Riforma Pa, ok cancellazione dei diritti camerali

ROMA – La delega della riforma della Pa prevede “la cancellazione” dei diritti camerali, ovvero delle somme che le imprese pagano alle camere di commercio ogni anno per i diversi servizi. A spiegarlo è il ministro della Pubblica amministrazione, Marianna Madia, che sta seguendo da vicino anche i lavori sul dl Pa, al vaglio della commissione Affari costituzionali della Camera.

E anche qui non mancano novità. Il decreto è stato modificato nella parte relativa alle sedi distaccate dei Tar: la versione originale del testo stabilisce la loro soppressione, mentre l’emendamento approvato, a firma di Gregorio Gitti (Per l’Italia), salva cinque sedi su otto (Reggio Calabria, Catania, Lecce, Brescia e Salerno) per le altre tre (Latina, Parma e Pescara) invece la tagliola scatterà più tardi, il termine per l’abolizione è stato spostato al luglio del 2015 (dall’ottobre del 2014).
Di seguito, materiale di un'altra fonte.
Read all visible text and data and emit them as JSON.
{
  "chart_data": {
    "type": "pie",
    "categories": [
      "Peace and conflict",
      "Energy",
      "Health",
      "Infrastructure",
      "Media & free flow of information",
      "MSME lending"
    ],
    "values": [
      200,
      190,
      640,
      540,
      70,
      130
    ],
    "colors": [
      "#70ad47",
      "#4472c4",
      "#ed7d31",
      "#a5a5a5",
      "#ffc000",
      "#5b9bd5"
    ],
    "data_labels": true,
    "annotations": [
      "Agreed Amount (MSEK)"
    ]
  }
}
Sempre in giornata è stato dato disco verde ad un emendamento che impone il rendiconto, in caso di rimborso spese, per i pensionati della Pa che ricoprono incarichi dirigenziali a titolo gratuito. Il ministro Madia ha fatto sapere che domani saranno presentati gli emendamenti del Governo, quanto alla possibilità di ricorrere alla fiducia in Aula, dove il dl dovrebbe arrivare venerdì, ha evidenziato: “poi si vedrà” per ora è importante il lavoro della commissione, che ha definito “buono, con molte modifiche”.

Quanto alla delega, invece, il ministro ha evidenziato, oltre all’eliminazione dei diritti camerali, anche il trasferimenti del registro delle imprese al ministero dello Sviluppo economico. A proposito di sistema camerale, domani scenderanno in piazza i lavoratori delle Camere di Commercio, per una manifestazione nazionale che vede insieme le tre categorie di Cgil, Cisl e Uil. Tutte contro i tagli previsti, per ora, dal decreto legge di riforma della pubblica amministrazione, visto che l’abolizione inserita nella delega è stata annunciata solo oggi da Madia. Il dimezzamento delle somme dovute dalle imprese al sistema, avrebbe già, infatti, ripercussioni forti sull’occupazione, in un settore che, nel suo complesso, conta oltre 10 mila addetti. Se il dl non cambia, il taglio secco del 50% metterebbe a rischio, stando ai calcoli di Unioncamere, 2.600 posti.

Il 23 luglio, probabilmente, le camere di commercio saranno protagoniste non solo in piazza ma anche in Parlamento, che potrebbe alleviare la riduzione dei diritti camerali almeno nella fase iniziale, ovvero prima dell’attuazione della delega, diluendola in due tranche. Fp-Cgil, Cisl-Fp e Uil-Fpl hanno deciso di portare la loro protesta nella Capitale dopo, spiegano, una “mobilitazione sul territorio” e “la raccolta di firme per richiedere la cancellazione dell’articolo” del dl in questione.

Le tre sigle sindacali della funzione pubblica sottolineano come gli oneri camerali siano “la principale fonte di sostentamento di un sistema di servizi utile ad aziende che, come emerso da una recente indagine di Confcommercio, per oltre il 70% lo ritengono indispensabile, apprezzando la qualità?dell’offerta”.